In its report on the half year to December, South Canterbury said its provisions for losses on impaired or non-performing assets had increased by $180.3 million, prompting delivery of an unaudited after-tax loss of $154.9 million.

Craigs Investment Partners broker Peter McIntyre estimated that 24%, or $408 million, of South Canterbury's $1.7 billion loan book was at present impaired.

"Their [earlier] indications to the market was the result wouldn't be good - they didn't disappoint.

"The impairments were much higher than the markets expected."

He said while impairment did not mean all loans would not be recovered in the future, having almost a quarter of its loan book impaired "was less than ideal" when normal expectations would be having 5% of impairments on its books, he said.

As part of its recapitalisation plans, Allan Hubbard sold 100% of Helicopters (NZ) and 64% of the shares in Scales corporation to South Canterbury for 317.7 million newly issued fully paid shares worth $152.5 million and $10 million cash in late February.

For their respective full year results, which totalled almost $30 million in after-tax profits, Helicopters (NZ) reported a $16.2 million profit and Scales $13.6 million.

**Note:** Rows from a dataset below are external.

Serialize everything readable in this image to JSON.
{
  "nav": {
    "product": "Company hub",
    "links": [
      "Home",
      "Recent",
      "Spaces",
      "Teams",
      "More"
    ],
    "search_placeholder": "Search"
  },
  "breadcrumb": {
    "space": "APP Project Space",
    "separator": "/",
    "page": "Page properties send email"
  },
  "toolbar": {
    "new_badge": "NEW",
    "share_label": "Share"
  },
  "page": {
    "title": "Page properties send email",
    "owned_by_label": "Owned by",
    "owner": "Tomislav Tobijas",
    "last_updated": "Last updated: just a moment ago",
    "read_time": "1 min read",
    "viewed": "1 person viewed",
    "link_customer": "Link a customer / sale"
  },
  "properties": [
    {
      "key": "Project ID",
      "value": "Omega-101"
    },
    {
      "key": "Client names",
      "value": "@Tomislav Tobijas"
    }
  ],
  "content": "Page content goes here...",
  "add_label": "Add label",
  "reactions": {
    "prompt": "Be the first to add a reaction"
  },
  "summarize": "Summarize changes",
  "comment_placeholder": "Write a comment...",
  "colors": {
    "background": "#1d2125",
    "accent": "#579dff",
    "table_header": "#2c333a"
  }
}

Mr McIntyre said while the two companies' cashflows would be a welcome addition, he estimated $20 million of the $30 million "would be soaked up" by South Canterbury's having to pay the Government $20 million to be in its deposit guarantee scheme.

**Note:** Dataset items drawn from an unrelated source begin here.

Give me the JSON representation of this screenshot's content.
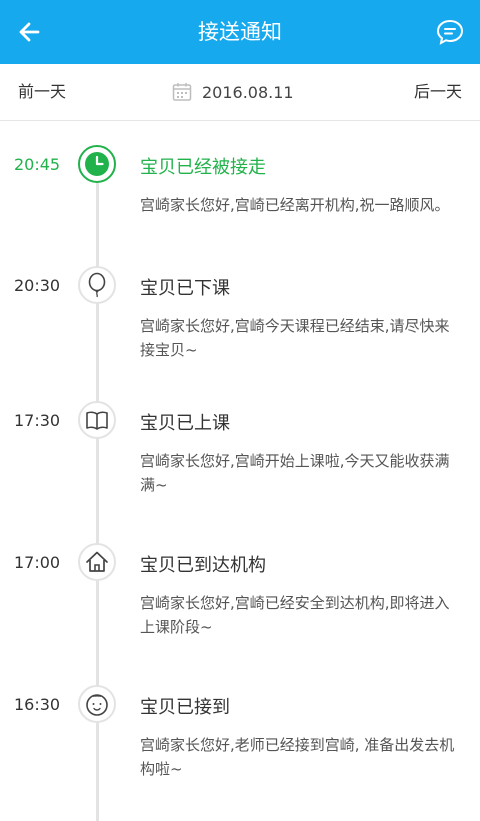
{
  "header": {
    "title": "接送通知",
    "back_icon": "arrow-left-icon",
    "message_icon": "chat-bubble-icon",
    "color": "#16a9ee"
  },
  "date_nav": {
    "prev": "前一天",
    "next": "后一天",
    "date": "2016.08.11",
    "calendar_icon": "calendar-icon"
  },
  "timeline": {
    "active_color": "#22b24b",
    "items": [
      {
        "time": "20:45",
        "title": "宝贝已经被接走",
        "desc": "宫崎家长您好,宫崎已经离开机构,祝一路顺风。",
        "icon": "clock-icon"
      },
      {
        "time": "20:30",
        "title": "宝贝已下课",
        "desc": "宫崎家长您好,宫崎今天课程已经结束,请尽快来接宝贝~",
        "icon": "balloon-icon"
      },
      {
        "time": "17:30",
        "title": "宝贝已上课",
        "desc": "宫崎家长您好,宫崎开始上课啦,今天又能收获满满~",
        "icon": "book-icon"
      },
      {
        "time": "17:00",
        "title": "宝贝已到达机构",
        "desc": "宫崎家长您好,宫崎已经安全到达机构,即将进入上课阶段~",
        "icon": "house-icon"
      },
      {
        "time": "16:30",
        "title": "宝贝已接到",
        "desc": "宫崎家长您好,老师已经接到宫崎, 准备出发去机构啦~",
        "icon": "baby-face-icon"
      }
    ]
  }
}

Mr McIntyre said he was disappointed these forthcoming payments were not addressed in the six-monthly result, describing the report as "short on detail" at a time when investors required reassurance.

According to an earlier investment statement released on February 10, there is $491 million due to be repaid by June and a further $640 million of borrowings due to be paid by October, before the Government's present deposit guarantee scheme ends in October.

Mr McIntyre said some of the total $1.13 billion would be debentures and bonds which could be rolled over, but "the issue of those repayments needs to be addressed", he said.

"They have had [investment] inflows and roll-overs around 55%, which is positive, but the question is how they would fund repayment of capital," he said.

Last week, in a separate announcement, South Canterbury brought forward its final payment to a US investment consortium, which because of a S&P downgrade last year, allowed it to call in its $US100 million loan.

Last week's $US17.5 million payment covered $US7.5 million due in February plus $US10 million, due in March.

The investment report on February 10 reported cash on deposit of $79 million and realisable assets of $12 million.

Earlier in January, $26.4 million was raised in a private placement of $1 convertible notes and had fully drawn down a $75 million loan from George Kerr's New Zealand Credit Fund, which was used to repay the US investment consortium.

South Canterbury said its half-year loss would be the result of increased [bad debt] provisioning, write-downs on investments and losses on foreign currency transactions.

"There is a [general] risk that impairment and bad-debt write-offs may impact on the company's financial position and its financial performance," South Canterbury said.